An exploration of the canal basins, through methods that echoed the sensibilities of their original surveying and construction, led to the production of a 'day book' journal of experiences over a period of seven months and four text based 'survey' works. Through its relevant distribution and feeding into the current restoration programme, the day book aims to reveal the identity of the basins and influence their legacy as the epicentre of the town.
Surveying using past methods:
2007 Day book excerpt:
A walk to Pratt's Wharf. I chose this as I wanted to find where the Staffs and Worcs meets the Stour and its connection with it. There are other connections of stepped overflows and such, but this was a major connection and perhaps would hold clues for me. This section and above shows that dialogue with the Stour, and maybe would reveal Brindley or the under clerk to the canal works - John Fennyhouse Green's sensibilities, in the way that the canal was built in accordance with the land. Mills that used the Stour's power would be visible here maybe through the river's course or mounds of empty earth seen from the towpath. I decided to use John Fennyhouse Green's methodology in sighting the canal as a loose base on how to take photographs and re-see the landforms.
"Mean length from within a yard of the hedge"
"From levelling on upper side to top water on towing side."

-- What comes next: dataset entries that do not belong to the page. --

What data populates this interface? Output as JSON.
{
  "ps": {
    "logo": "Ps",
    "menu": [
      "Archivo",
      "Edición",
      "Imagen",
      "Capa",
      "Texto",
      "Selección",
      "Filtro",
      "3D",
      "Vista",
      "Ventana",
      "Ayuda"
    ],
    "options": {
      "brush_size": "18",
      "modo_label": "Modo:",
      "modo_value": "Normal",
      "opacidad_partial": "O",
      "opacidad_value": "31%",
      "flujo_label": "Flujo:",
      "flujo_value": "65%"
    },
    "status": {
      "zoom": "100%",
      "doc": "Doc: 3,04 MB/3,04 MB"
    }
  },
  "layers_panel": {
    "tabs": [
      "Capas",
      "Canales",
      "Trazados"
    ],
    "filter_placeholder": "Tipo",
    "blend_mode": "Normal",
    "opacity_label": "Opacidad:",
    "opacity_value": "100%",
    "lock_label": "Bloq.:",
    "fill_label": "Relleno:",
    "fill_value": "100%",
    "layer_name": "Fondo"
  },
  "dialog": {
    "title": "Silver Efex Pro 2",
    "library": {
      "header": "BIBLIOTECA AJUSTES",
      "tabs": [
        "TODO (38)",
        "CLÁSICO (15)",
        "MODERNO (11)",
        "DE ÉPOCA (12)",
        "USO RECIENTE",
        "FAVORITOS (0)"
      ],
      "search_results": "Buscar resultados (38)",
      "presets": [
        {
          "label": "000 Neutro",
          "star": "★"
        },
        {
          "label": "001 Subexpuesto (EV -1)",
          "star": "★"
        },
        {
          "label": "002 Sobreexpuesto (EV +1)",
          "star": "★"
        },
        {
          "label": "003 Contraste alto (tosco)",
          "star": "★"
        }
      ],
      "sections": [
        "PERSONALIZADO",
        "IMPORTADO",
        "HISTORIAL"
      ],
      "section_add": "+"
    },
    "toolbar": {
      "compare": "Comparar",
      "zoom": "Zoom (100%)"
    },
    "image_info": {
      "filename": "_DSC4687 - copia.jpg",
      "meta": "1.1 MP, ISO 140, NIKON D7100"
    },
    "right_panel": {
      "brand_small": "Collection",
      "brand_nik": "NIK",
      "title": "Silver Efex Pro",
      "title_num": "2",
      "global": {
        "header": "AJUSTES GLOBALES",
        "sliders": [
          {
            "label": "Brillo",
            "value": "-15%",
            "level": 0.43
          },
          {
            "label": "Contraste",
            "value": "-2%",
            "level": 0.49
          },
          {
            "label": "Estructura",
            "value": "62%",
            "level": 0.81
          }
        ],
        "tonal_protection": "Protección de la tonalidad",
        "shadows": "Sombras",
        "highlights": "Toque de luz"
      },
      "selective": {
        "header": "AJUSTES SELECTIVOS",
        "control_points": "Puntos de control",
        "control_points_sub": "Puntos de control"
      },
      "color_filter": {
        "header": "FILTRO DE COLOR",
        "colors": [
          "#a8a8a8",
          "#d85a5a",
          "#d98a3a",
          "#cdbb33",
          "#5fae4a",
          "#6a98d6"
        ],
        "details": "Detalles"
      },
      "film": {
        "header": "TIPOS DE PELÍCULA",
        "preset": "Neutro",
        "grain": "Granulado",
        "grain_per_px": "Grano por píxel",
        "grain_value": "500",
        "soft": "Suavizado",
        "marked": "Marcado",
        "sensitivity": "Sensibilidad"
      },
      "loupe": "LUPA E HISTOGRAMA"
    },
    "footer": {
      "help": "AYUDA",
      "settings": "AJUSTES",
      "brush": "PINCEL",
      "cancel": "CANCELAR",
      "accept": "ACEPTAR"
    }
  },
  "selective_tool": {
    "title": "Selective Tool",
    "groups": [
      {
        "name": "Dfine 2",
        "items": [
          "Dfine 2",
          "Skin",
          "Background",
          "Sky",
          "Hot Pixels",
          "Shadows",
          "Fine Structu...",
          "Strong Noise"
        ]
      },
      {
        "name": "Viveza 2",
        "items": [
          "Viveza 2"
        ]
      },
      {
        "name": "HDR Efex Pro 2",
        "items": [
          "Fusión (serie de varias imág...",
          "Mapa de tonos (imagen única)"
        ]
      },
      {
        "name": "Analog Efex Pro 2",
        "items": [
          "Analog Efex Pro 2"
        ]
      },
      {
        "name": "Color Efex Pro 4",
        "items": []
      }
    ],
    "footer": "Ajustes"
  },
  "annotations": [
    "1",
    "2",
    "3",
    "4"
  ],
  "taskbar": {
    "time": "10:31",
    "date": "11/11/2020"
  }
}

I wrote visual markers on my travels up to and back from the wharf of things of importance, like JFG would see rocks, stones and lines of willow trees as important markers in the otherwise blank canvas of stubble and turnip fields. Perhaps I was re-evaluating the land over 200 years on, with photographs of the far bank and the sometimes black line between rock, foliage and water. Near Pratt's Wharf I found a piece of rock melted to glass on one side in a forge (I suspect). Its stratification seemed to echo my photograph composition; where glass was water and rock the sandstone cliffs; where raw material was processed, organised and shaped. Rope notched iron seemed like onomatopoeic shaped instruments or the grooves in vinyl, that when played would reveal the sounds of the past, heard underneath today's exhaling and poot-pooting of bass notes.